Tribune review: “Pop historians may look back at Lollapalooza as the most broadly ambitious music festival ever staged, because even such extravaganzas as Woodstock and Live Aid weren’t turned into road shows. Unlike those affairs, this caravan of alternative music and thinking was mercifully free of ‘We are the world’ preachiness.”
Instead the festival got a blend of hedonism and confrontation, with Farrell and Ice-T teaming up to swap taunts and punch-lines on a Sly Stone song designed to provoke a conversation on race.
Farrell: “It was a very blurry world back in those days. I bonded with Ice — Ice and I had some wild times together. It started to feel like summer camp for musicians, and it created this atmosphere where you felt like you could take chances.”
1992-95: Alternative rising
Farrell: “I was invited (by Geiger and the Morris agency) to do it again. It surprised me, but the (Red Hot) Chili Peppers wanted to (headline in 1992), and that was enough for me. I was very involved with planning the next few Lollapaloozas. I would plan all the extra things, the ‘mind field,’ the DJ tower, the dancers, the giant grande burrito for five bucks, the bookings. But I didn’t want to go on tour with it and compete with the Chili Peppers. I wanted the Chili Peppers to feel it was their time, their year, their tour.”

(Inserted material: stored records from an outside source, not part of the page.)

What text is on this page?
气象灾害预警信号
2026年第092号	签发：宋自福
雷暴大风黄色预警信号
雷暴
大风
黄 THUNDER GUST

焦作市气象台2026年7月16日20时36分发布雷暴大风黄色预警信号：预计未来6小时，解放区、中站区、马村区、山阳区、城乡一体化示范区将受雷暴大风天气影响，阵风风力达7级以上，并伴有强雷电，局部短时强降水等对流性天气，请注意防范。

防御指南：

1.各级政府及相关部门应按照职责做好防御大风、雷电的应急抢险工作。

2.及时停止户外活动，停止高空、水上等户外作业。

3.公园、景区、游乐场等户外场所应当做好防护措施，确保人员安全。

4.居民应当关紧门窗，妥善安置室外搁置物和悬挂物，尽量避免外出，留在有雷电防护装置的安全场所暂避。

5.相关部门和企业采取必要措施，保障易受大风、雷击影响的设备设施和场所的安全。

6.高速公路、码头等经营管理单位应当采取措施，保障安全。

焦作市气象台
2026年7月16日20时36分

But it was Pearl Jam, performing early in the day with singer Eddie Vedder climbing to the rafters, and Ministry who made the biggest impression in ‘92:
1992 Tribune review: “Ministry’s Al Jourgensen, a ‘Mad Max’ biker in the midst of some pagan ritual, tossed what looked to be animal skulls and bones into the audience while howling into the night. Even scarier was the furious sod fight that the band’s music inspired among the overzealous faithful.”